(Il Tempo – E. Menghi) Nati per rinascere. Lo siamo tutti. Le cicatrici restano lì, qualcuna più evidente di altre, come la gamba amputata a Follman, un sopravvissuto che ha ancora la forza di calciare il pallone, dando il via a Roma-Chapecoense. Un atto di speranza, un gesto che non cancella il dolore per la tragedia del 28 novembre 2016, ma è un lasciapassare per il futuro. Per chi può ricostruirlo. Come il capitano Alan Ruschel, superstite tornato a fare il calciatore al Camp Nou per 26 minuti e di nuovo ieri all’Olimpico, con la stessa maglia che i suoi venti compagni di squadra (in tutto 71 le vittime) non possono più vestire: la dedica dopo il rigore con cui fissa il risultato sul 4-1 è per tutti loro. Indica il cielo, in quello di Medellin il disastro, in quello di Roma la rinascita. Gli applausi più emozionanti sono per lui, quando esce al 78’ il pubblico gli dedica una standing ovation.
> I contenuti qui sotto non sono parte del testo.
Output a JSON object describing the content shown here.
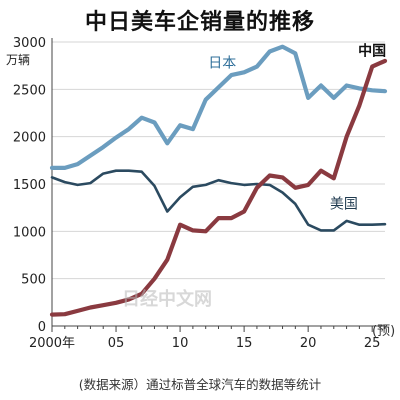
{
  "chart_data": {
    "type": "line",
    "title": "中日美车企销量的推移",
    "ylabel": "万辆",
    "xlabel": "",
    "xlim": [
      2000,
      2026
    ],
    "ylim": [
      0,
      3000
    ],
    "y_ticks": [
      0,
      500,
      1000,
      1500,
      2000,
      2500,
      3000
    ],
    "x_ticks": [
      {
        "value": 2000,
        "label": "2000年"
      },
      {
        "value": 2005,
        "label": "05"
      },
      {
        "value": 2010,
        "label": "10"
      },
      {
        "value": 2015,
        "label": "15"
      },
      {
        "value": 2020,
        "label": "20"
      },
      {
        "value": 2025,
        "label": "25"
      }
    ],
    "grid": "horizontal",
    "annotation": "(预)",
    "series": [
      {
        "name": "日本",
        "color": "#6b9dbf",
        "x": [
          2000,
          2001,
          2002,
          2003,
          2004,
          2005,
          2006,
          2007,
          2008,
          2009,
          2010,
          2011,
          2012,
          2013,
          2014,
          2015,
          2016,
          2017,
          2018,
          2019,
          2020,
          2021,
          2022,
          2023,
          2024,
          2025,
          2026
        ],
        "y": [
          1670,
          1670,
          1710,
          1800,
          1890,
          1990,
          2080,
          2200,
          2150,
          1930,
          2120,
          2080,
          2390,
          2520,
          2650,
          2680,
          2740,
          2900,
          2950,
          2880,
          2410,
          2540,
          2410,
          2540,
          2510,
          2490,
          2480
        ]
      },
      {
        "name": "美国",
        "color": "#2b4a60",
        "x": [
          2000,
          2001,
          2002,
          2003,
          2004,
          2005,
          2006,
          2007,
          2008,
          2009,
          2010,
          2011,
          2012,
          2013,
          2014,
          2015,
          2016,
          2017,
          2018,
          2019,
          2020,
          2021,
          2022,
          2023,
          2024,
          2025,
          2026
        ],
        "y": [
          1570,
          1520,
          1490,
          1510,
          1610,
          1640,
          1640,
          1630,
          1480,
          1210,
          1360,
          1470,
          1490,
          1540,
          1510,
          1490,
          1500,
          1490,
          1410,
          1290,
          1070,
          1010,
          1010,
          1110,
          1070,
          1070,
          1075
        ]
      },
      {
        "name": "中国",
        "color": "#8a3a40",
        "x": [
          2000,
          2001,
          2002,
          2003,
          2004,
          2005,
          2006,
          2007,
          2008,
          2009,
          2010,
          2011,
          2012,
          2013,
          2014,
          2015,
          2016,
          2017,
          2018,
          2019,
          2020,
          2021,
          2022,
          2023,
          2024,
          2025,
          2026
        ],
        "y": [
          120,
          125,
          160,
          195,
          220,
          245,
          280,
          340,
          500,
          700,
          1070,
          1010,
          1000,
          1140,
          1140,
          1210,
          1460,
          1590,
          1570,
          1460,
          1490,
          1640,
          1560,
          2000,
          2330,
          2740,
          2800
        ]
      }
    ]
  },
  "source_note": "(数据来源）通过标普全球汽车的数据等统计",
  "watermark": "日经中文网"
}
Ovazione anche per Florenzi, fascia al braccio per la sua rinascita. Riparte da un gol scaccia paure, sblocca l’amichevole dal dischetto con un destro all’angolino che non lascia scampo alla vecchia conoscenza giallorossa Arthur. Ha il sorriso dei tempi migliori e i compagni vanno a turno ad abbracciarlo. Le sensazioni sono buone e, dopo la panchina motivazionale di fine agosto, il numero 24 ha superato la prova del campo ed è pronto per Di Francesco, che a modo suo fa notizia nei 90’ dedicati alla solidarietà: si parte con una difesa a tre con Ciavattini, Jesus e Castan, Florenzi dà una mano dietro ma di fatto fa l’esterno di centrocampo per 76 minuti. Un segnale importante per il futuro: è un jolly che può cambiare la Roma, renderla più malleabile dal punto di vista tattico. Il «vecchio» capitano non è stato dimenticato dalla curva, i gruppi della Sud hanno risposto presente all’evento organizzato per beneficenza e hanno omaggiato Totti con il coro che era un vero e proprio ritornello quando faceva il calciatore.

Sono passati meno di 4 mesi dall’addio al calcio e da quel Roma-Genoa Francesco non aveva più messo piede in campo. L’ha fatto ieri, vestito da dirigente, e ha salutato i suoi tifosi mentre i ricordi gli tornavano in testa. Ha ritirato il dono della Chapecoense, una maglia col numero 10 (ad Aldair la 6), e poi si è accomodato in tribuna tra la sindaca Raggi e Baldissoni. «Il calcio – ha detto il dg – è una piattaforma sociale potentissima. Di fronte a una tragedia umana ci siamo sentiti in dovere di allungare una mano». Con le 10mila presenze sono stati raccolti 140 mila euro destinati alla squadra ospite. I giocatori sono scesi in campo mischiati, #todosjuntosancor prima di cominciare. Non c’è Schick tra gli undici titolari, la forma non è al top, ma la giustificazione ce l’ha: non ha giocato con la Samp aspettando la Roma. Defrel può fare allora la punta, affiancato da Antonucci. Tra i cori vintage della curva (contro Lazio e Juve in particolare) va a segno al 28’ Florenzi, Perotti raddoppia dribblando il portiere e mettendo in rete sul cross di Gerson, poi Antonucci fa tris dal dischetto e poker a porta vuota. Sul penalty di Ruschel i tifosi brasiliani si scatenano: «Vamos Chape». Al 67’ tocca a Schick, benvenuto della Sud e pestone di un avversario: solo una botta. Si muove bene su tutto il fronte offensivo, per i gol c’è tempo. L’importante nello spirito di ieri sera era esserci, tutti uniti.